We don’t need to bother with Safeway, or Walmart, but here are a few items from Whole Foods that contain sugar:
The ‘House made’ Meatballs, hit the jackpot with four kinds of sugar, molasses, sugar, corn syrup, brown sugar; Pizza; Ham (all varieties except some genuine Parma Ham); in the deli section there’s sugar in the Local Organic Mortadella, the sausages, salamis, and all of the turkey products. They put sugar in Roast Beef. (Why would you put sugar in Roast Beef?) Instead of growing decent tomatoes we put sugar in sauces, (‘to cut the acidity’, goes the cliché). In Farmer’s Markets, and in most of America, it’s impossible to find Beef Jerky without sugar. Popcorn has sugar. Falafel has sugar. Soy sauce has sugar. I’ve heard some foodies defend this as adding complexity(!)

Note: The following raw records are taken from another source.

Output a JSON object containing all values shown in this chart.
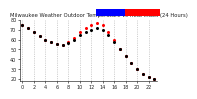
{
  "title": "Milwaukee Weather Outdoor Temperature vs Heat Index (24 Hours)",
  "hours": [
    0,
    1,
    2,
    3,
    4,
    5,
    6,
    7,
    8,
    9,
    10,
    11,
    12,
    13,
    14,
    15,
    16,
    17,
    18,
    19,
    20,
    21,
    22,
    23
  ],
  "temp": [
    75,
    72,
    68,
    64,
    60,
    57,
    55,
    54,
    56,
    60,
    65,
    68,
    70,
    72,
    70,
    65,
    58,
    50,
    43,
    36,
    30,
    25,
    22,
    20
  ],
  "heat": [
    75,
    72,
    68,
    64,
    60,
    57,
    55,
    54,
    57,
    62,
    68,
    72,
    75,
    77,
    75,
    68,
    60,
    50,
    43,
    36,
    30,
    25,
    22,
    20
  ],
  "temp_color": "#000000",
  "heat_color": "#ff0000",
  "bg_color": "#ffffff",
  "grid_color": "#aaaaaa",
  "legend_temp_color": "#0000ff",
  "legend_heat_color": "#ff0000",
  "ylim": [
    18,
    80
  ],
  "xlim_min": -0.5,
  "xlim_max": 23.5,
  "tick_fontsize": 3.5,
  "title_fontsize": 3.8
}
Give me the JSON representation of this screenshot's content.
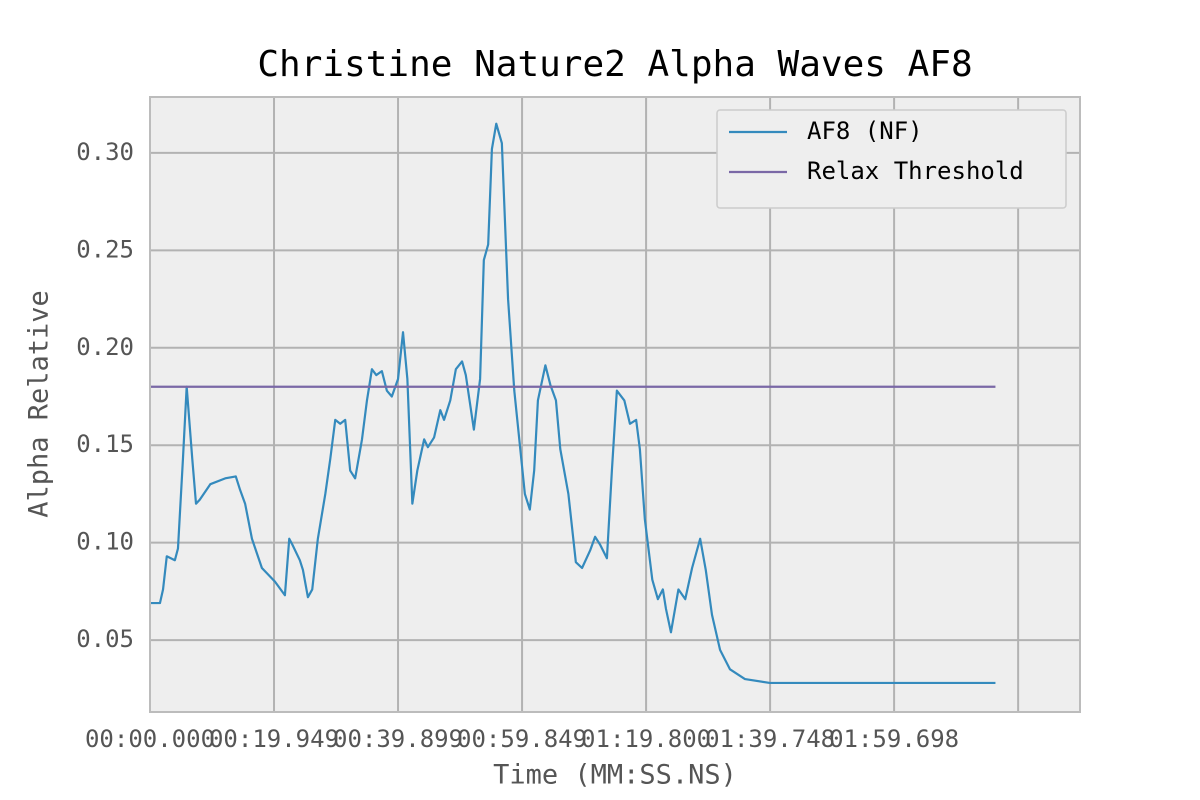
{
  "chart_data": {
    "type": "line",
    "title": "Christine Nature2 Alpha Waves AF8",
    "x_label": "Time (MM:SS.NS)",
    "y_label": "Alpha Relative",
    "xlim": [
      0,
      149.6
    ],
    "ylim": [
      0.0131,
      0.3287
    ],
    "xticks": [
      {
        "value": 0,
        "label": "00:00.000"
      },
      {
        "value": 19.949,
        "label": "00:19.949"
      },
      {
        "value": 39.899,
        "label": "00:39.899"
      },
      {
        "value": 59.849,
        "label": "00:59.849"
      },
      {
        "value": 79.8,
        "label": "01:19.800"
      },
      {
        "value": 99.748,
        "label": "01:39.748"
      },
      {
        "value": 119.698,
        "label": "01:59.698"
      },
      {
        "value": 139.648,
        "label": null
      }
    ],
    "yticks": [
      0.05,
      {
        "value": 0.1,
        "label": "0.10"
      },
      0.15,
      {
        "value": 0.2,
        "label": "0.20"
      },
      0.25,
      {
        "value": 0.3,
        "label": "0.30"
      }
    ],
    "grid": true,
    "legend": "upper right",
    "series": [
      {
        "name": "AF8 (NF)",
        "color": "#348abd",
        "x": [
          0,
          1.6,
          2.1,
          2.7,
          4.0,
          4.5,
          5.3,
          5.9,
          6.8,
          7.4,
          8.0,
          9.7,
          12.1,
          13.8,
          14.5,
          15.3,
          16.4,
          18.0,
          20.1,
          21.7,
          22.4,
          22.9,
          24.1,
          24.6,
          25.4,
          26.1,
          27.0,
          28.2,
          29.0,
          29.8,
          30.6,
          31.4,
          32.2,
          33.0,
          34.1,
          34.9,
          35.7,
          36.4,
          37.3,
          38.1,
          38.9,
          39.9,
          40.7,
          41.4,
          42.2,
          43.0,
          44.1,
          44.7,
          45.7,
          46.7,
          47.3,
          48.3,
          49.2,
          50.2,
          50.8,
          52.1,
          53.1,
          53.7,
          54.4,
          55.0,
          55.7,
          56.6,
          57.6,
          58.6,
          59.5,
          60.3,
          61.1,
          61.8,
          62.4,
          63.6,
          64.4,
          65.3,
          66.0,
          67.3,
          68.5,
          69.5,
          70.8,
          71.6,
          72.4,
          73.5,
          74.3,
          75.1,
          76.3,
          77.2,
          78.2,
          78.8,
          79.6,
          80.8,
          81.7,
          82.5,
          83.0,
          83.8,
          85.0,
          86.1,
          87.2,
          88.5,
          89.4,
          90.4,
          91.7,
          93.3,
          95.7,
          99.7,
          136.0
        ],
        "values": [
          0.069,
          0.069,
          0.076,
          0.093,
          0.091,
          0.097,
          0.143,
          0.18,
          0.143,
          0.12,
          0.122,
          0.13,
          0.133,
          0.134,
          0.127,
          0.12,
          0.102,
          0.087,
          0.08,
          0.073,
          0.102,
          0.099,
          0.091,
          0.086,
          0.072,
          0.076,
          0.102,
          0.125,
          0.143,
          0.163,
          0.161,
          0.163,
          0.137,
          0.133,
          0.153,
          0.173,
          0.189,
          0.186,
          0.188,
          0.178,
          0.175,
          0.184,
          0.208,
          0.184,
          0.12,
          0.137,
          0.153,
          0.149,
          0.154,
          0.168,
          0.163,
          0.173,
          0.189,
          0.193,
          0.186,
          0.158,
          0.184,
          0.245,
          0.253,
          0.302,
          0.315,
          0.305,
          0.225,
          0.178,
          0.15,
          0.125,
          0.117,
          0.137,
          0.173,
          0.191,
          0.181,
          0.173,
          0.148,
          0.125,
          0.09,
          0.087,
          0.096,
          0.103,
          0.099,
          0.092,
          0.137,
          0.178,
          0.173,
          0.161,
          0.163,
          0.148,
          0.112,
          0.081,
          0.071,
          0.076,
          0.066,
          0.054,
          0.076,
          0.071,
          0.087,
          0.102,
          0.086,
          0.063,
          0.045,
          0.035,
          0.03,
          0.028,
          0.028
        ]
      },
      {
        "name": "Relax Threshold",
        "color": "#7a68a6",
        "x": [
          0,
          136.0
        ],
        "values": [
          0.18,
          0.18
        ]
      }
    ]
  }
}
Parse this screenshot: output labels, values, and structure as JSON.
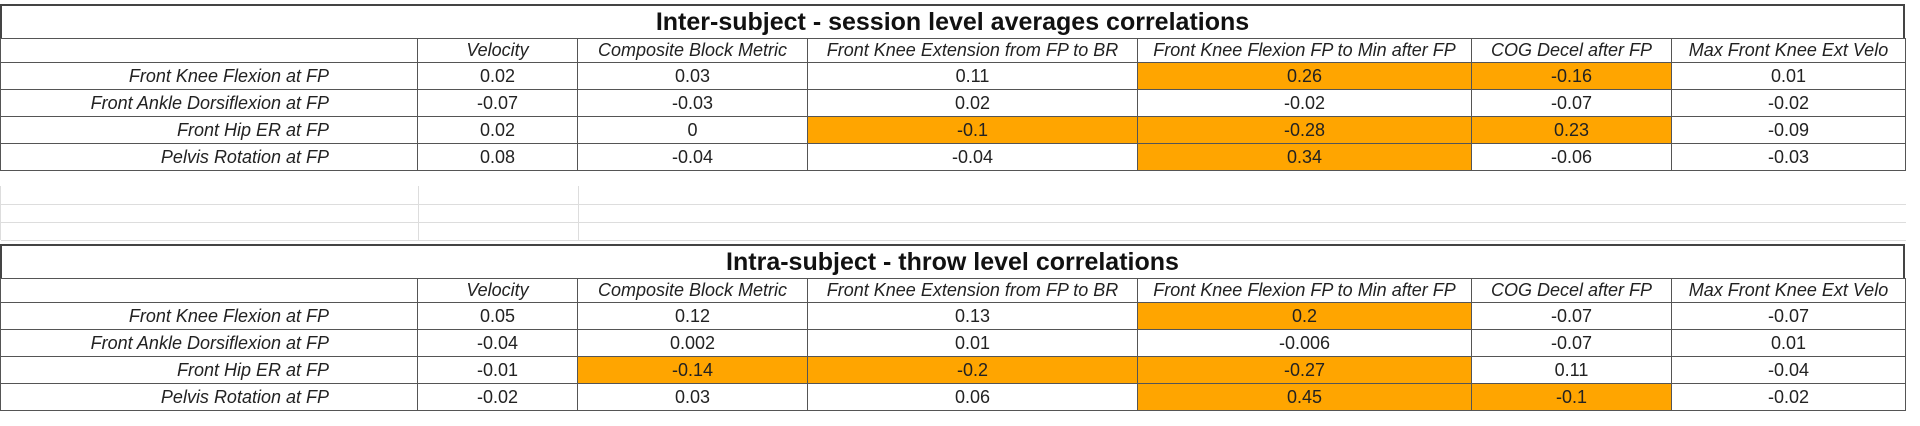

So what’s wrong? Sugar is central to the human diet. Like the smile, it’s pleasant and welcoming. It represents safety. Who would find fault with a smile; who can criticize ‘fun’? Well, if you’ve ever spent a few minutes in a Safeway or a Walmart, you’ve seen smiles of which are like the sugar in everything: It’s everywhere, it’s pointless, and it’s fake. But some foods are dramatic! Sugar on everything is like a smiley face on everything, a smile that never goes away, (see photo below). When there’s sugar in everything the natural rhythms of taste are flattened into one long laugh track.
If Everything’s Dessert Then Nothing’s Dessert
We have no natural limiter for sugar intake, but, like the smile, it seems unnatural to refuse it. Sugar is such a dominant flavor that it can ruin the structure of a meal. And since this is a flavor problem before it’s a health problem artificial sweeteners change nothing.
So many people still have their hearts in a 1960’s sitcom, laugh track and all. What’s for dinner? Gilligan’s Island.
It just seems so right that this is the smile of the person who gave us the Krispy-Kreme-Glazed-Donut-Bacon-Cheeseburger.
But remember that all of these foods are demanded by the upscale clientele of Whole Foods. No is forcing this on them. The deli manager told me that the producer of one Organic, Artisinal ham refused to make even one of their dozen varieties without sugar because there was so little demand.
There’s only one lasting solution, and that is to inform yourself about the ingredients of what you’re eating. Who would think to look at the ingredients of a Pork Tamale at Whole Foods to see if they put sugar in it? But they did. Brussels Sprouts from Trader Joe? Sugar.
Why would you put sugar in a Pork Tamales and Brussels Sprouts? Because people ‘like’ it.